Protein is a source of energy and is vital to your heart. Consuming healthy proteins from plant and animal sources as part of a balanced diet can help lower your risk of heart disease.

Proteins are found in every cell of the body and are needed for many of the important functions that make our body work properly. We need protein to help the body grow and repair itself. 

Amino acids are the building blocks of protein. When we digest proteins, they are broken down to amino acids, which the body uses to make new proteins. Some can be produced by the human body whereas others we can only get from the diet. 

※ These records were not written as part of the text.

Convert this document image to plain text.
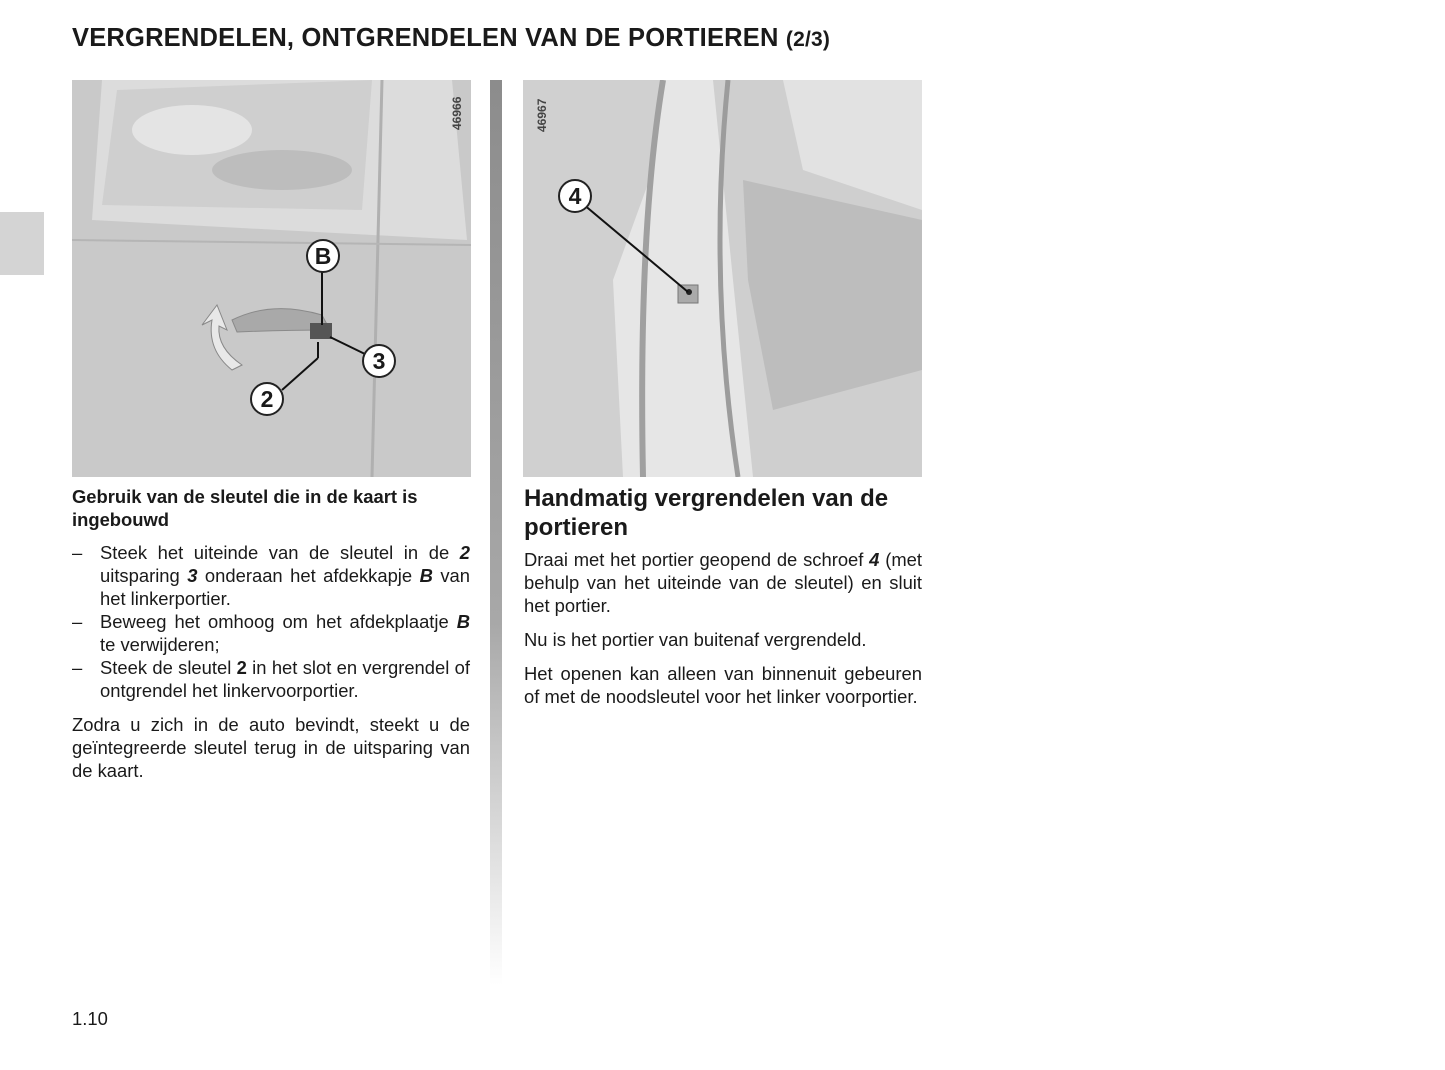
VERGRENDELEN, ONTGRENDELEN VAN DE PORTIEREN (2/3)
46966
B
2
3
46967
4
Gebruik van de sleutel die in de kaart is ingebouwd
– Steek het uiteinde van de sleutel in de 2 uitsparing 3 onderaan het afdekkapje B van het linkerportier.
– Beweeg het omhoog om het afdekplaatje B te verwijderen;
– Steek de sleutel 2 in het slot en vergrendel of ontgrendel het linkervoorportier.

Zodra u zich in de auto bevindt, steekt u de geïntegreerde sleutel terug in de uitsparing van de kaart.

Handmatig vergrendelen van de portieren

Draai met het portier geopend de schroef 4 (met behulp van het uiteinde van de sleutel) en sluit het portier.

Nu is het portier van buitenaf vergrendeld.

Het openen kan alleen van binnenuit gebeuren of met de noodsleutel voor het linker voorportier.

1.10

We can divide food sources of protein into two groups: animal protein sources and plant protein sources such as:

Meat and fish Eggs Dairy products Seeds and nuts Legumes (like beans and lentils)

Protein is found in a wide range of food and it is recommended that we eat more pulses like beans, lentils, chickpeas that are naturally low in fat and high in fibre.

 

We should aim to eat 2–3 portions a day and 2 portions of fish, 1 of which is oily fish, per week.

 

Healthy choices of protein

For meat, try to choose leaner meats such as chicken, turkey or goat. Trim any visible fat off of meat and go for skinless chicken to reduce the fat content.

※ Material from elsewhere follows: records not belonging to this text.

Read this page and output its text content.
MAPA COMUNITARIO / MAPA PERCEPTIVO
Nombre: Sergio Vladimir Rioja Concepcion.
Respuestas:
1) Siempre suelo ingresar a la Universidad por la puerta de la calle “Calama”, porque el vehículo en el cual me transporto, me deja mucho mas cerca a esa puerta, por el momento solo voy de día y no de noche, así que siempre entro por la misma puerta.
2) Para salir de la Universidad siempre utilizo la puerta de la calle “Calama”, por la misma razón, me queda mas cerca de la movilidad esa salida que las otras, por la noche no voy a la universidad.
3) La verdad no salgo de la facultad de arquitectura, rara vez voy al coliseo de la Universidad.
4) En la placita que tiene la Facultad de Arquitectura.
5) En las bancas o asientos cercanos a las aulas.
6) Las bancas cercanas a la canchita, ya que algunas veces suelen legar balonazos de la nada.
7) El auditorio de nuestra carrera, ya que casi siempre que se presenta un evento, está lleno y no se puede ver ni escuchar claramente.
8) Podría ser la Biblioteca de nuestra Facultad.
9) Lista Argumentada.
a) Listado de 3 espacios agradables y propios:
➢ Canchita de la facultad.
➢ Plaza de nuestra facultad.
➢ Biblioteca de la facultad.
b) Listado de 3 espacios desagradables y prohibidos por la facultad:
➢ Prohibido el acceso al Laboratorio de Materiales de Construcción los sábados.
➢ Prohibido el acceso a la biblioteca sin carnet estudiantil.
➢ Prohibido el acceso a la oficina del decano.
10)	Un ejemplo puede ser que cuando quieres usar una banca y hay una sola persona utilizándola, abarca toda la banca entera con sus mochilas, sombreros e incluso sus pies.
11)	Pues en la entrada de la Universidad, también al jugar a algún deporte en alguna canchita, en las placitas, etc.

The other animal sources of protein can be found in eggs and dairy products such as paneer and yoghurt. It's important to remember that dairy products can be high in fat and sugar so stick to lower fat and sugar options where possible.

White fish is a good source of protein and is low in fat. Oily fish such as salmon, tuna steaks or mackerel is important in the diet as it provides our body with omega-3 fatty acids, which are important for our health. 

Plant based foods such as lentils, beans, chickpeas and seeds are naturally very low in fat and high in protein, fibre, vitamins and minerals. 

 

You can use these to bulk out dishes and replace some of the meat in dishes such as curries or stews. 

What should we limit?

We should try and cut down on our intake of red and processed meat like bacon, ham and sausages. They can contain a lot of saturated fat and salt, both of which we want to reduce in our diet. Reducing your meat intake and replacing it with plant based sources of protein such as lentils, beans and chickpeas is also a good way to keep food costs down as they tend to be much cheaper than meat.